Education, a major issue influencing American competitiveness in the twenty-first century, is another problem area.  Trump tells us that he is “…not cutting services, but [is for] cutting spending” (again, without clarifying how to get the same services at lower costs).  He wants to cut the Department of Education’s budget, eliminate Common Core, and delegate education administration almost entirely to the states, apparently relieving himself of the burden of forming his own thoughts about priorities or strengthening overall educational performance.  In addition, Trump’s failed attempt to develop a for-profit “scamiversity” (Trump University, now the Trump Entrepreneur Initiative) presents an ill omen of support for other anti-education businesses posing as educational institutions, a sobering prospect for higher education and American competitiveness.

Finally, Trump’s cultural position shows a complete failure to appreciate historical trends and demographics.  On women’s issues (beyond wanting more money for women vets), Trump has been absolutely silent.  On minority issues, he has said too much; proposing to deport, or mark and concentrate, immigrants and refugees.  He also openly encouraged his supporters’ violence against BLM protesters.  He is eager to surrender to ISIS and similar groups their main immediate objective, that of making the US more afraid of Muslims and more anti-Islamic, to push them into the arms of extremist recruiters.  Trump clearly wishes to restore a pre-1960s, “for white men only” America, which is exactly what making our superpower “great again” is intended to mean.
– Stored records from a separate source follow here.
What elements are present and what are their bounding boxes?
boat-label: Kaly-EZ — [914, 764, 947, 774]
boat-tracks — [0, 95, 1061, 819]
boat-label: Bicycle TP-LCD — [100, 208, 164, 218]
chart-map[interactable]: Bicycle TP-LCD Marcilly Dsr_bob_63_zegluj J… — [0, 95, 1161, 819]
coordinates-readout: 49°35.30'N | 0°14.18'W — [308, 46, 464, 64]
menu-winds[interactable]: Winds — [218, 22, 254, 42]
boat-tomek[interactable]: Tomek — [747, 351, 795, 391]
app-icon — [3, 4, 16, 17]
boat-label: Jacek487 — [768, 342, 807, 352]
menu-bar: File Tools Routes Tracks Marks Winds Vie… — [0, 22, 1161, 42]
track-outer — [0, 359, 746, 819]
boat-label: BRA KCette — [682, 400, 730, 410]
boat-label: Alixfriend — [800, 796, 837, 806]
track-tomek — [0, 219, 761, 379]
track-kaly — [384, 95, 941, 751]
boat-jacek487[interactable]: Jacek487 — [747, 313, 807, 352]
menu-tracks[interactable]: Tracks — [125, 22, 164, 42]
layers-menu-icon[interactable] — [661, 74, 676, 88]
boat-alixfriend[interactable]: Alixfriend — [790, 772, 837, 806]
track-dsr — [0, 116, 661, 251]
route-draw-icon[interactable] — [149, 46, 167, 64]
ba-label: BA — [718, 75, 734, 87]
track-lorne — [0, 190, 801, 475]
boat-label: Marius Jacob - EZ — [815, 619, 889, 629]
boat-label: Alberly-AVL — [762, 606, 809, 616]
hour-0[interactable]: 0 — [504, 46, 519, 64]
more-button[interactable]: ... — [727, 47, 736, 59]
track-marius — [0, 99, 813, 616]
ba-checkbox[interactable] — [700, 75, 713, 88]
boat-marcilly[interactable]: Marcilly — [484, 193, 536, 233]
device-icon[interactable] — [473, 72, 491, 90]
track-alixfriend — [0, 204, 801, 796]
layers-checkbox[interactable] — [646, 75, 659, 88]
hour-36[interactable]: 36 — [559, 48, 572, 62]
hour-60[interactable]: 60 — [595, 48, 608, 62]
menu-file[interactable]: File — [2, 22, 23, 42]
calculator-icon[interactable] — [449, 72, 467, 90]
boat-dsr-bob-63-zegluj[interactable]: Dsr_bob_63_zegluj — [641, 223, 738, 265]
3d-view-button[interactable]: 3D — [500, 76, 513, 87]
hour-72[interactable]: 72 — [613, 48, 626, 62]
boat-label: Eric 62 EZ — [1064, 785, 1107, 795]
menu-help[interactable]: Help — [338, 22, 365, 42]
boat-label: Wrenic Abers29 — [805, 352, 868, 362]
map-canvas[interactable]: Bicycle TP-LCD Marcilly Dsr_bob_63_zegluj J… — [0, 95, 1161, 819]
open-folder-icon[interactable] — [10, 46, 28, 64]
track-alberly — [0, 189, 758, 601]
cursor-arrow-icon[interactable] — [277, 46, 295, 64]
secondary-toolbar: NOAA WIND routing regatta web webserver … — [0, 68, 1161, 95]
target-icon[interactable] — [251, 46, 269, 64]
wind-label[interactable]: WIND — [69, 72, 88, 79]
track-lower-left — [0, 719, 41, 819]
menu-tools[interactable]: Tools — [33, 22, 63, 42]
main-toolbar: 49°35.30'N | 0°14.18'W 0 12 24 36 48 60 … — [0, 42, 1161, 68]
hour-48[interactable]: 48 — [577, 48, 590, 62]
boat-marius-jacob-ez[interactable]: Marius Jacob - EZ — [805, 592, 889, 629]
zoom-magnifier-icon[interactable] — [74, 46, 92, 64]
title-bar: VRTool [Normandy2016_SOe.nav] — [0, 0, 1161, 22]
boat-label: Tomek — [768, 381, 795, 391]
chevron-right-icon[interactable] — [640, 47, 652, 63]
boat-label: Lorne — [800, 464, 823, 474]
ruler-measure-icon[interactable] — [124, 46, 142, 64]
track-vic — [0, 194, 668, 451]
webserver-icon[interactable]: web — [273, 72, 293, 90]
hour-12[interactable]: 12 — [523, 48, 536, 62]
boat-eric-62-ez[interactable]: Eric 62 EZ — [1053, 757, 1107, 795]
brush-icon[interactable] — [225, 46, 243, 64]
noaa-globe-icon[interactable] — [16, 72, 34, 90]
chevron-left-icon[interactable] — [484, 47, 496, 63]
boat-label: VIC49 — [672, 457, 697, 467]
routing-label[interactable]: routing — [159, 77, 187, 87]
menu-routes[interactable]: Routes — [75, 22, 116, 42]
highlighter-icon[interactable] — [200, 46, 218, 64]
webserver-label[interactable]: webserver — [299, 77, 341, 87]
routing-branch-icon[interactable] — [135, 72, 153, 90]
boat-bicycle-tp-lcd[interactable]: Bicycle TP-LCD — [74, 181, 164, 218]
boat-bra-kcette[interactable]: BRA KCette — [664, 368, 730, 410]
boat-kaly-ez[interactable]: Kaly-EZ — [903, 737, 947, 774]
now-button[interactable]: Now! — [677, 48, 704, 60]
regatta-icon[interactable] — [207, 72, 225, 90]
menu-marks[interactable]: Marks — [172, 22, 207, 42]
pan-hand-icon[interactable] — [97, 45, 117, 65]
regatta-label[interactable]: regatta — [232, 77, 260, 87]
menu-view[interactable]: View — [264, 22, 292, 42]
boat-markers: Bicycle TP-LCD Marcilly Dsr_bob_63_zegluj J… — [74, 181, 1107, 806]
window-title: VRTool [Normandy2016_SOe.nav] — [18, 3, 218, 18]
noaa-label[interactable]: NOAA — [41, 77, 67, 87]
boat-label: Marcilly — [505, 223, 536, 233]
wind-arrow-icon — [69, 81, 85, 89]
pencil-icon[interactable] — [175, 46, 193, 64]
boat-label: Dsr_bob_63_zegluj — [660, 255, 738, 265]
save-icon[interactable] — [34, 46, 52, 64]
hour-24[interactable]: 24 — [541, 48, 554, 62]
Trump’s platform is weak in both establishing objectives, and in offering actual proposals for meeting those objectives.  Trump is virtually silent on a vast array of major issues (national security, health care, the economy, education, and climate change), and he has little more to say on the few superficial issues he has deigned to care about – immigration reduction, trade with China, VA reform, tax reform, and federalized gun-rights expansion.  However, his few suggestions for policy all add up to one thing:  increasing the size and cost of the federal government; while at the same time he offers to reduce taxes.  That recipe has always meant borrowing from China, bizarrely another policy he claims to reverse.  While working within the GOP, his platform is barely conservative, and is predominantly federalist and expansive, but in ways which will lose liberal and independent voters.  His policy is like the old Potemkin village of Russia, designed to fool those looking only long enough to see the facade but no more.  Trump intends to reach only the low-information voter who cares nothing about data or logic.  For anyone else, Trump’s “ideas” (such as they are) can only mean one thing for the real City on a Hill behind the Potemkin village:  complete and utter disaster.